I pretendenti di Dulichio, di Samo e quelli nati nella rocciosa Zacinto mi assalgono, moltitudine senza senno, e spadroneggiano nella tua reggia senza che nessuno gli si opponga: divorano i tuoi beni, che sono la mia vita. Perché raccontarti di Pisandro, di Polibo e del crudele Medonte, delle mani avide di Eurimaco e Antinoo e di tutti gli altri che tu stesso, con la tua vergognosa assenza, alimenti con i beni che hai conquistato col sangue? Iro il mendicante e Melanto che guida il gregge destinato ai banchetti sono l'onta suprema che si aggiunge alla tua rovina. Siamo tre di numero, indifesi: una donna senza forze, un vecchio, Laerte, un ragazzo, Telemaco. Quest'ultimo, di recente, per poco non mi è stato strappato con un tranello, mentre si preparava a recarsi a Pilo, contro il volere di tutti. Vogliano gli dei, li imploro, che secondo il corso naturale del destino sia lui a chiudere i miei occhi, e così anche i tuoi. Sono con noi il custode delle mandrie, l'anziana nutrice e come terzo il fedele guardiano dell'immondo porcile.

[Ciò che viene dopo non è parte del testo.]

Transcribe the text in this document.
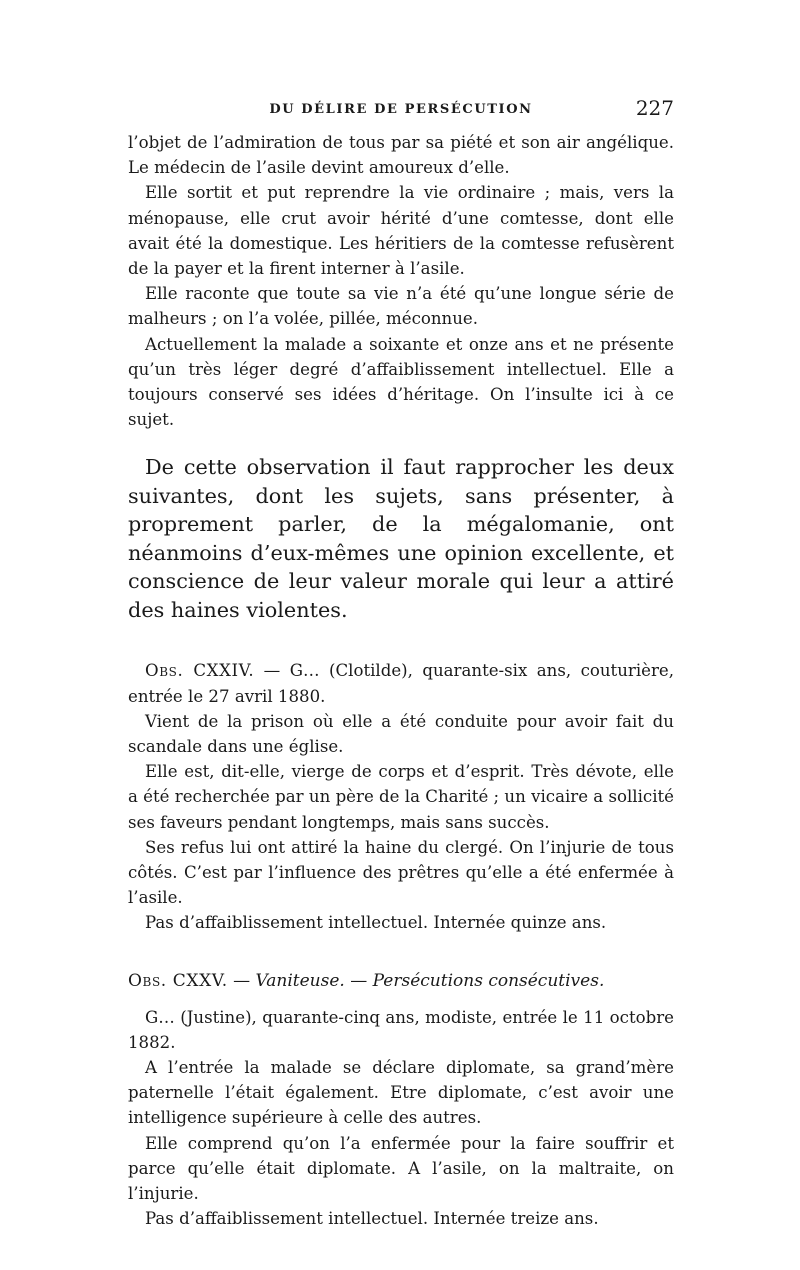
DU DÉLIRE DE PERSÉCUTION	227

l’objet de l’admiration de tous par sa piété et son air angélique. Le médecin de l’asile devint amoureux d’elle.

Elle sortit et put reprendre la vie ordinaire ; mais, vers la ménopause, elle crut avoir hérité d’une comtesse, dont elle avait été la domestique. Les héritiers de la comtesse refusèrent de la payer et la firent interner à l’asile.

Elle raconte que toute sa vie n’a été qu’une longue série de malheurs ; on l’a volée, pillée, méconnue.

Actuellement la malade a soixante et onze ans et ne présente qu’un très léger degré d’affaiblissement intellectuel. Elle a toujours conservé ses idées d’héritage. On l’insulte ici à ce sujet.

De cette observation il faut rapprocher les deux suivantes, dont les sujets, sans présenter, à proprement parler, de la mégalomanie, ont néanmoins d’eux-mêmes une opinion excellente, et conscience de leur valeur morale qui leur a attiré des haines violentes.

Obs. CXXIV. — G… (Clotilde), quarante-six ans, couturière, entrée le 27 avril 1880.

Vient de la prison où elle a été conduite pour avoir fait du scandale dans une église.

Elle est, dit-elle, vierge de corps et d’esprit. Très dévote, elle a été recherchée par un père de la Charité ; un vicaire a sollicité ses faveurs pendant longtemps, mais sans succès.

Ses refus lui ont attiré la haine du clergé. On l’injurie de tous côtés. C’est par l’influence des prêtres qu’elle a été enfermée à l’asile.

Pas d’affaiblissement intellectuel. Internée quinze ans.

Obs. CXXV. — Vaniteuse. — Persécutions consécutives.

G… (Justine), quarante-cinq ans, modiste, entrée le 11 octobre 1882.

A l’entrée la malade se déclare diplomate, sa grand’mère paternelle l’était également. Etre diplomate, c’est avoir une intelligence supérieure à celle des autres.

Elle comprend qu’on l’a enfermée pour la faire souffrir et parce qu’elle était diplomate. A l’asile, on la maltraite, on l’injurie.

Pas d’affaiblissement intellectuel. Internée treize ans.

Ma Laerte, inabile alle armi, non può mantenere il regno in mezzo ai nemici - giungerà per Telemaco, purché sopravviva, un'età più vigorosa: ora la sua giovinezza doveva essere protetta dall'aiuto del padre, e io non ho le forze per scacciare i nemici dalla reggia.

Vieni tu, ti prego, che sei porto e rifugio per i tuoi. Tu hai, e prego che tu possa continuare ad avere, un figlio che doveva essere istruito in tenera età nelle conoscenze paterne.

Pensa a Laerte che prolunga l'ultimo giorno destinato alla sua vita perché sia tu in fine a chiudere i suoi occhi. Io, che alla tua partenza ero una giovane donna, per quanto presto tu possa tornare, di certo ti sembrerò diventata una vecchia.